Hace más de dos meses, los televisores chilenos sintonizados en la frecuencia de Telecanal dejaron de emitir su programación habitual. En su lugar, apareció sin previo aviso la señal de Russia Today (RT), el medio financiado por el Kremlin. Lo que pudo ser una anécdota de la parrilla programática se convirtió rápidamente en el epicentro de un debate profundo que, decantado por el tiempo, revela las fisuras en la concepción de la soberanía mediática, la libertad de expresión y el rol de Chile en un tablero geopolítico cada vez más polarizado.
El 18 de junio de 2025, la sorpresa inicial dio paso a la acción política. Diputados de la UDI oficiaron al Consejo Nacional de Televisión (CNTV), solicitando una investigación sobre el acuerdo comercial entre Telecanal y RT, y alertando sobre el “uso político” del medio ruso, cuya difusión está restringida en la Unión Europea y en gigantes digitales como Facebook y YouTube. La embajada de Rusia en Santiago, por su parte, celebró la llegada del canal como un triunfo de la pluralidad informativa, ofreciendo una “perspectiva diferente sobre los acontecimientos mundiales”.

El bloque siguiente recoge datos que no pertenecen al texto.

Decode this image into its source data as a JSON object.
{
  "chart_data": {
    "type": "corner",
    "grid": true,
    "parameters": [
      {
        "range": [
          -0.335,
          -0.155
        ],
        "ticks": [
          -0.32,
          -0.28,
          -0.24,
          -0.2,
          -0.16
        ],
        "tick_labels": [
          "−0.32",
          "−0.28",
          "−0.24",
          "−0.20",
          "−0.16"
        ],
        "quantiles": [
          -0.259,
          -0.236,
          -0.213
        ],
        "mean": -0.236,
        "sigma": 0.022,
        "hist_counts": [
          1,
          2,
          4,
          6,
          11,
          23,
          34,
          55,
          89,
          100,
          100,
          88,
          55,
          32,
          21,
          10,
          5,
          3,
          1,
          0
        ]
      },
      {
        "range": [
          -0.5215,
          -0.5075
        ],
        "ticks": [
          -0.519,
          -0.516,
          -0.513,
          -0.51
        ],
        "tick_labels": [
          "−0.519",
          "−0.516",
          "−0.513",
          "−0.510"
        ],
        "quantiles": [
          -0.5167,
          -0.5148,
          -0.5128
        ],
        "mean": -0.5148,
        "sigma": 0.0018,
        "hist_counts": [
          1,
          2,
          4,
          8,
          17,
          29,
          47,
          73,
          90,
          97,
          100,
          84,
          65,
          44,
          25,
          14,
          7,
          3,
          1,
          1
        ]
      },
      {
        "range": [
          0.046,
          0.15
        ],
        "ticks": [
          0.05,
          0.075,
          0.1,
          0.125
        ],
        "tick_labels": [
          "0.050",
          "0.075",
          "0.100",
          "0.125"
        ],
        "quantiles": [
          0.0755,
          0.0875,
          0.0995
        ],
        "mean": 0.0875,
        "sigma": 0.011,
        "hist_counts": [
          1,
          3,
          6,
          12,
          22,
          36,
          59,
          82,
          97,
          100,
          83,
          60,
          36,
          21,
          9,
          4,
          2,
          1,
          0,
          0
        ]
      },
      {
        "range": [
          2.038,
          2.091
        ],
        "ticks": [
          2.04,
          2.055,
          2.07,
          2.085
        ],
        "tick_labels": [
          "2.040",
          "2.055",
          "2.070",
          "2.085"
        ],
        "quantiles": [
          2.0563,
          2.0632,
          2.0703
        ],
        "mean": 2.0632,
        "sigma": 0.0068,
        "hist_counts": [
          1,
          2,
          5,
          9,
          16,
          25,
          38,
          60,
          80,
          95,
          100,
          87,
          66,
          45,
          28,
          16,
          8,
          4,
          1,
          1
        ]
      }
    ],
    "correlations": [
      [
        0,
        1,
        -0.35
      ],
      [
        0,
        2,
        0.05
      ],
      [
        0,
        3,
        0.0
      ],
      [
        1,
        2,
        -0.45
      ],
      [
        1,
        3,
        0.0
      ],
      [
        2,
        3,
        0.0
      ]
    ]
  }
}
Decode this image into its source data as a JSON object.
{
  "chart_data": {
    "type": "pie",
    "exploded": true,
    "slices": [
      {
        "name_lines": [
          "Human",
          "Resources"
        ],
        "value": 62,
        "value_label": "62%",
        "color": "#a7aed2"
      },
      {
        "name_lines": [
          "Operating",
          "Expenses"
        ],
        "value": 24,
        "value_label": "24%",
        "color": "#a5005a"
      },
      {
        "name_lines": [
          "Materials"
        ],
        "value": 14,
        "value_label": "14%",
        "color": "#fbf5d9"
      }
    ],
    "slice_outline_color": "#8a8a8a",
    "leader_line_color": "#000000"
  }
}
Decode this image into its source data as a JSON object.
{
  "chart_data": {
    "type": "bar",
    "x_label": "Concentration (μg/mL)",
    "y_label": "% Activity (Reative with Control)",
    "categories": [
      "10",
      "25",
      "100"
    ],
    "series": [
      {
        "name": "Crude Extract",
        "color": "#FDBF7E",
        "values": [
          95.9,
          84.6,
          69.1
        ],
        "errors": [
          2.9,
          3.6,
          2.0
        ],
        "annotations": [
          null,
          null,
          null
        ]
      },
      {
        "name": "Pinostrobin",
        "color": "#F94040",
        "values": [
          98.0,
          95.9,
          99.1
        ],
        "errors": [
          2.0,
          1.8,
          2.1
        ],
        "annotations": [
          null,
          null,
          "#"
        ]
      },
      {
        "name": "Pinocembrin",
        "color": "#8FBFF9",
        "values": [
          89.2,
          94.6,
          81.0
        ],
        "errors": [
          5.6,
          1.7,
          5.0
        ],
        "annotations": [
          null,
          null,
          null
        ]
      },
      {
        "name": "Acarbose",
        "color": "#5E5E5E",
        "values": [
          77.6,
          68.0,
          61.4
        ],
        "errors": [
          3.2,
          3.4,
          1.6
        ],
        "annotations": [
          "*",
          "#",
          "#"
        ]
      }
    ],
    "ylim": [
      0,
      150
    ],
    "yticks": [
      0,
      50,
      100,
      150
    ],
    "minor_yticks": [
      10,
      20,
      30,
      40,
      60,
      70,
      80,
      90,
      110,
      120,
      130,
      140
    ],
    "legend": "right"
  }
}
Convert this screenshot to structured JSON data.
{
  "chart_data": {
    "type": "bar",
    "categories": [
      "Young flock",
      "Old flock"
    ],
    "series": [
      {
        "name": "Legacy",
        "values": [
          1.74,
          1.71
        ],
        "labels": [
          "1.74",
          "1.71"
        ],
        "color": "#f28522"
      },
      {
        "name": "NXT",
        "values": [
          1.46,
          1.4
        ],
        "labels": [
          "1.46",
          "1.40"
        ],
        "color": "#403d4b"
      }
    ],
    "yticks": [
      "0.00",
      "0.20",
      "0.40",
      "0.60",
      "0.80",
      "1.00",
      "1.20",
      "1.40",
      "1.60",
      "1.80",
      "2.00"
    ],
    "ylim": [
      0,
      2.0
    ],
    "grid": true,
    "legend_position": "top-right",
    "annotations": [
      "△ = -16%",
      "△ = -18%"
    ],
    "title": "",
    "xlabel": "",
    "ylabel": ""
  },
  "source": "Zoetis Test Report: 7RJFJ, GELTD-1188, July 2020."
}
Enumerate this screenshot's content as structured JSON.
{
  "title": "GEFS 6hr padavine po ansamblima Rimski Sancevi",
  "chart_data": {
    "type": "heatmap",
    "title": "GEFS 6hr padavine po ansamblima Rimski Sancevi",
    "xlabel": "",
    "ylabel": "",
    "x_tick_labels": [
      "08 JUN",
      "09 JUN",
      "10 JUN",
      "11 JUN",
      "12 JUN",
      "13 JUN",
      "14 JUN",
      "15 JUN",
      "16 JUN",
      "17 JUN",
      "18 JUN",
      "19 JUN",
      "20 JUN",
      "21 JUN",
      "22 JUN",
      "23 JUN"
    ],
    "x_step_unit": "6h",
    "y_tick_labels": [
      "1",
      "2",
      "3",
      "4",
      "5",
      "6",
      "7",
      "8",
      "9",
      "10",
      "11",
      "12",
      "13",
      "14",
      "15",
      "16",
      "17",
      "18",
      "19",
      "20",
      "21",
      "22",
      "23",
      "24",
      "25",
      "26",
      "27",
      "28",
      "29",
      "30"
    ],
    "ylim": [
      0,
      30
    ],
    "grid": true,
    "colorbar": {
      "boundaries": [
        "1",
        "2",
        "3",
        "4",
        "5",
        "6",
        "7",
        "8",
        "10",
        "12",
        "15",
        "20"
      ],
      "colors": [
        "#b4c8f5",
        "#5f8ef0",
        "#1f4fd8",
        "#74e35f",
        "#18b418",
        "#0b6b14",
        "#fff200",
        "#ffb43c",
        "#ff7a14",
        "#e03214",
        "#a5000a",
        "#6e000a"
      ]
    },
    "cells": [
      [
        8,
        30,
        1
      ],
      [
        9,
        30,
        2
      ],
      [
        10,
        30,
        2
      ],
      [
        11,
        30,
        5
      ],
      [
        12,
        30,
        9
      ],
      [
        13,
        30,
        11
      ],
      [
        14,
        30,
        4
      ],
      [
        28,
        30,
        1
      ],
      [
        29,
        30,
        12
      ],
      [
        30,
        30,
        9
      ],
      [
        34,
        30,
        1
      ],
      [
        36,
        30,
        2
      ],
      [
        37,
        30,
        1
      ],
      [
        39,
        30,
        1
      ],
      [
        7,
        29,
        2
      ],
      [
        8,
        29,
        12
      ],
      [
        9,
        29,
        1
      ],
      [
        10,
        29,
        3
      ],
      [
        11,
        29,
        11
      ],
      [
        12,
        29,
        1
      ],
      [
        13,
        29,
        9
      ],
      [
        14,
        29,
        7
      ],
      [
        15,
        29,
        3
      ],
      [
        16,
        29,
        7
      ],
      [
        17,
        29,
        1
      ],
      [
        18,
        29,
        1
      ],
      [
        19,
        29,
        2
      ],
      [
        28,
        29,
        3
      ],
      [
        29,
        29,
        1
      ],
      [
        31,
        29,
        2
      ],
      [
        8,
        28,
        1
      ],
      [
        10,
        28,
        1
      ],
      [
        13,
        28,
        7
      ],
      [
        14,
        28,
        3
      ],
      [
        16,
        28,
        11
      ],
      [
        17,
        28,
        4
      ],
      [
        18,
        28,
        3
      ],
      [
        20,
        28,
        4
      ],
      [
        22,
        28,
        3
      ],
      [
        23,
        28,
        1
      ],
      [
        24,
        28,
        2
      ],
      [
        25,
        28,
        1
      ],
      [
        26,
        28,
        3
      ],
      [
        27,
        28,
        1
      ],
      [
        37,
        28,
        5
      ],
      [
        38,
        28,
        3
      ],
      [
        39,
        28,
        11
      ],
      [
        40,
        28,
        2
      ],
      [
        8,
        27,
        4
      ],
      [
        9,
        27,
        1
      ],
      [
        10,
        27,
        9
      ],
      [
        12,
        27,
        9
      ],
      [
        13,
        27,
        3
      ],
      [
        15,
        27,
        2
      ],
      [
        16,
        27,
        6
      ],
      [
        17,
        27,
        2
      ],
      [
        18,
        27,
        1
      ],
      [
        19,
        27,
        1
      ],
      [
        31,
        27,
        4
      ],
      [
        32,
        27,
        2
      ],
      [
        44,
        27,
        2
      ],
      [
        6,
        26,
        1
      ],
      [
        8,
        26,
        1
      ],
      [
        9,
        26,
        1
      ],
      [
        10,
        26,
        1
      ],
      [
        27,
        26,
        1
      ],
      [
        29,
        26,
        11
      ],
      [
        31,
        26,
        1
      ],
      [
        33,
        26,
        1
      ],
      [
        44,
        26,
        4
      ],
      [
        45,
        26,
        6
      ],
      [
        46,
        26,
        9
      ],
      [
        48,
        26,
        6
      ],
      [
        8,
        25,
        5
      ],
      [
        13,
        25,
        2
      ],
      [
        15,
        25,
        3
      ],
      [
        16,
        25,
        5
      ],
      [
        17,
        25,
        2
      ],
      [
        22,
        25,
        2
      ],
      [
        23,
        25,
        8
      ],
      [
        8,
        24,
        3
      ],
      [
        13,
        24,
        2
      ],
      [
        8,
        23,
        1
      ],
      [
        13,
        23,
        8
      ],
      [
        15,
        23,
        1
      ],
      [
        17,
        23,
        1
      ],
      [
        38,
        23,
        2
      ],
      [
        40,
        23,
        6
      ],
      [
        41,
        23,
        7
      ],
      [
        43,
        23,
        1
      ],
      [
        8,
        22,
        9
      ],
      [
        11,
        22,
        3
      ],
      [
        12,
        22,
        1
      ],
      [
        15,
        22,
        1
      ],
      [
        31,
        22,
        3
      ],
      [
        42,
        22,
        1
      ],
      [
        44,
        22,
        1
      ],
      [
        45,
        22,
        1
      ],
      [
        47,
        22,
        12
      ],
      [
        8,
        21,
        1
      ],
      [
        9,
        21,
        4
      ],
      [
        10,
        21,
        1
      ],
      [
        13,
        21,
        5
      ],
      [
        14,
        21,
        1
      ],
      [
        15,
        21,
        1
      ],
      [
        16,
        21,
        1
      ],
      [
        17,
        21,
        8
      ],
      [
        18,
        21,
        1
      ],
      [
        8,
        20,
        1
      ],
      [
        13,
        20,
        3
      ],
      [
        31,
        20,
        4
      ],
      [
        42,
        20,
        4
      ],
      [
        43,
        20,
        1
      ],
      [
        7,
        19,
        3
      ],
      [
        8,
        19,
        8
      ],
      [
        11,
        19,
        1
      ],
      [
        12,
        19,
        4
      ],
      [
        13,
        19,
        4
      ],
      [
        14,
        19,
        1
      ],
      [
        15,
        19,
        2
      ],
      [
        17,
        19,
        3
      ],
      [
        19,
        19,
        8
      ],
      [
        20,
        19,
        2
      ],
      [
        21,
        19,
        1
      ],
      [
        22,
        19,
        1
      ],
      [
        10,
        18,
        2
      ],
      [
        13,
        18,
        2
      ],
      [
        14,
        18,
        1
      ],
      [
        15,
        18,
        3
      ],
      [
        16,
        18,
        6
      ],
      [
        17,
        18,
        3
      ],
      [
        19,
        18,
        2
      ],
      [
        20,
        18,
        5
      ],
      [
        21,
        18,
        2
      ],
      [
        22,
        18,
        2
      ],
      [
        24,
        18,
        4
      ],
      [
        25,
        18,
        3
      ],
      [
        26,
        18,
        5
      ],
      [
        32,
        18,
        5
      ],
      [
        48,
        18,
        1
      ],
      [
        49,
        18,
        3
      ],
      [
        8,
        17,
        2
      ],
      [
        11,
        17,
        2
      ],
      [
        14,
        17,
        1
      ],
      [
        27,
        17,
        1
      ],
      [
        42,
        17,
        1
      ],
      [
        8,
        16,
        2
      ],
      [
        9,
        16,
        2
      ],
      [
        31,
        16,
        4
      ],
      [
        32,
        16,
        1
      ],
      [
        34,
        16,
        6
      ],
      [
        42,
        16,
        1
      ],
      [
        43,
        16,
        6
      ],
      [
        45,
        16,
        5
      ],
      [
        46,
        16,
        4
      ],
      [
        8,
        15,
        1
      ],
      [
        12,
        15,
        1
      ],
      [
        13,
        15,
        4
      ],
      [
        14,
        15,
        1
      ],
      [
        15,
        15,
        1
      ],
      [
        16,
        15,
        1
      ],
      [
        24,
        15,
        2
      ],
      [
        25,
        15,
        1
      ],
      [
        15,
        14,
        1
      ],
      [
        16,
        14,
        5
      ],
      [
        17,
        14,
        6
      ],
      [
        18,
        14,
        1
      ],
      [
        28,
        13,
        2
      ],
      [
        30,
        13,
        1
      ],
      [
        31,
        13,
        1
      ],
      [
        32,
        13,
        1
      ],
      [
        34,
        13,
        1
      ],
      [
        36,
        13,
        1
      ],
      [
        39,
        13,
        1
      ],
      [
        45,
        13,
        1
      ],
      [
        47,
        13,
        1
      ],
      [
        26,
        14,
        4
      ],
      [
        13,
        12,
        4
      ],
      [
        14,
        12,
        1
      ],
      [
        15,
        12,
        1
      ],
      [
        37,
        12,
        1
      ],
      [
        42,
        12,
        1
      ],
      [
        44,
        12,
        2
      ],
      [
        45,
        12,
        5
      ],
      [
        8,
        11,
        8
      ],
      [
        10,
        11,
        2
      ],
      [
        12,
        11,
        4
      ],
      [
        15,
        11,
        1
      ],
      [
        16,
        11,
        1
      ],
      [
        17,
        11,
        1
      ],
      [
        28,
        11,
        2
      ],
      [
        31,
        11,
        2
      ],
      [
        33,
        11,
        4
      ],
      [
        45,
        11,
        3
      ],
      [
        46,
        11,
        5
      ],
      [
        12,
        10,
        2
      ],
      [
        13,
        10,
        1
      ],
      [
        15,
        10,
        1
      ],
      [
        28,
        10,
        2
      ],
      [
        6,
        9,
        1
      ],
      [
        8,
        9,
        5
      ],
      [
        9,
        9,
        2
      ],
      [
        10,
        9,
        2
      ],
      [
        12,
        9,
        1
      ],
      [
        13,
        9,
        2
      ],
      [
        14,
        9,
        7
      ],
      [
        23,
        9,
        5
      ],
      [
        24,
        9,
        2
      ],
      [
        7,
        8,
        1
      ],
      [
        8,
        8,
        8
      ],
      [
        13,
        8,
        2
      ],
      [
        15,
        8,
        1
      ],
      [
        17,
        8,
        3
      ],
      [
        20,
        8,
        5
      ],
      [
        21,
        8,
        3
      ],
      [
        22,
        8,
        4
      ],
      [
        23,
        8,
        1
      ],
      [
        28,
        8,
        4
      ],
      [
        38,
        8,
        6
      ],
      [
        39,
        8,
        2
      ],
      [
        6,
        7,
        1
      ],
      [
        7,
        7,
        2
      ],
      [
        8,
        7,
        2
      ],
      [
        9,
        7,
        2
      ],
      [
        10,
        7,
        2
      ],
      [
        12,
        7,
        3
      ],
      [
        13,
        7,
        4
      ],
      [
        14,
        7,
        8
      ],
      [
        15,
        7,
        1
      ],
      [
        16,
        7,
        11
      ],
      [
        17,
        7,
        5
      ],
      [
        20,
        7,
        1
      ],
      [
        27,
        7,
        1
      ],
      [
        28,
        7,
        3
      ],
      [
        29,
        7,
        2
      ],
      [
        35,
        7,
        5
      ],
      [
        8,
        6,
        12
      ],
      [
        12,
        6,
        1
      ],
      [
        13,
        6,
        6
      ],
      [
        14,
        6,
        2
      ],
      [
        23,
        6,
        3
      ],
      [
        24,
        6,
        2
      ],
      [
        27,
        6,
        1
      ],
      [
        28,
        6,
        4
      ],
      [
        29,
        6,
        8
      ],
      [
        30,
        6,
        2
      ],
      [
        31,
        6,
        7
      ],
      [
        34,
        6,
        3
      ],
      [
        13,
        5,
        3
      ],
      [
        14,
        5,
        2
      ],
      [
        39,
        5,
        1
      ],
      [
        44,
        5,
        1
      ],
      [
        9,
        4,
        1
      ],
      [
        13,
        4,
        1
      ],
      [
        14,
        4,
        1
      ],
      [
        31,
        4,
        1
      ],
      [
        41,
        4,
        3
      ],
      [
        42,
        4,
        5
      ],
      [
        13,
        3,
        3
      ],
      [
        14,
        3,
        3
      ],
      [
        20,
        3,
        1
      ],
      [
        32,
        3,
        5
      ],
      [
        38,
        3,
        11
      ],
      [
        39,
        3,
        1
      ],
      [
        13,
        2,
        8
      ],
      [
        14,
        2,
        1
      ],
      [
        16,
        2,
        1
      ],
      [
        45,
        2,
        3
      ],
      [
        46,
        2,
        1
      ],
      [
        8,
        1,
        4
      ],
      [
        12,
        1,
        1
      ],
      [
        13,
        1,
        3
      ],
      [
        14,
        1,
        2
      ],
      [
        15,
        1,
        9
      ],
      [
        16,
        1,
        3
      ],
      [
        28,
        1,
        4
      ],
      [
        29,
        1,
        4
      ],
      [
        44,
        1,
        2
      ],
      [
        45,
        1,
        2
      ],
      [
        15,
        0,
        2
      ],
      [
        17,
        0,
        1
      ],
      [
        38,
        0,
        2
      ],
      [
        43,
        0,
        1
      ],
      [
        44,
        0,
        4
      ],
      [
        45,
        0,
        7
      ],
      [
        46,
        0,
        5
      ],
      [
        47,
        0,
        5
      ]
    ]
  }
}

La respuesta del CNTV, emitida días después, marcó el primer nudo crítico del conflicto. El organismo, presidido por Mauricio Muñoz, defendió su incapacidad de ejercer censura previa, un pilar de la libertad de expresión en Chile. “No se censura contenido por su origen o fuente, sino que se evalúa su apego a la ley una vez transmitido”, declaró el Consejo. Sin embargo, reconoció que “la transmisión de contenidos provenientes de un gobierno en guerra, como es el caso de Rusia, puede abrir legítimos debates sobre el resguardo del pluralismo y la democracia”. En consecuencia, el CNTV inició una fiscalización, solicitó un informe detallado a Telecanal y ofició a la Subsecretaría de Telecomunicaciones (Subtel) para revisar el estado de la concesión.
El conflicto escaló cuando un actor de la propia industria entró en escena. El 1 de julio, Canal 13 presentó una denuncia formal ante el CNTV, acusando a Telecanal de ceder de facto su concesión a un actor estatal extranjero, lo que contravendría la normativa que rige el espectro radioeléctrico chileno. La disputa dejó de ser solo política y regulatoria para convertirse en una batalla comercial y de principios entre pares.
Pasado el fragor inicial, las posturas se han solidificado, mostrando un complejo entramado de intereses y visiones:
El desembarco de RT en Chile no es solo una noticia sobre medios; es un síntoma de varias realidades convergentes: la precariedad económica de algunos canales de televisión nacionales que los hace vulnerables a acuerdos de este tipo, la creciente sofisticación de las estrategias de influencia internacional y la polarización de una ciudadanía que desconfía de los medios tradicionales y busca activamente fuentes alternativas, sin necesariamente contar con las herramientas para discernir entre periodismo y propaganda.
El tema está lejos de estar cerrado. La investigación del CNTV sigue su curso y su resolución sentará un precedente sobre cómo Chile regula su soberanía mediática en el siglo XXI. Más allá del resultado legal, la “Frecuencia de Moscú” ha obligado al país a mirarse al espejo y a preguntarse qué información consume, quién la produce y con qué propósito. Ha instalado, quizás de forma incómoda pero necesaria, una conversación crítica sobre la fragilidad del ecosistema informativo y la responsabilidad de ciudadanos, reguladores y medios en la defensa de una democracia saludable.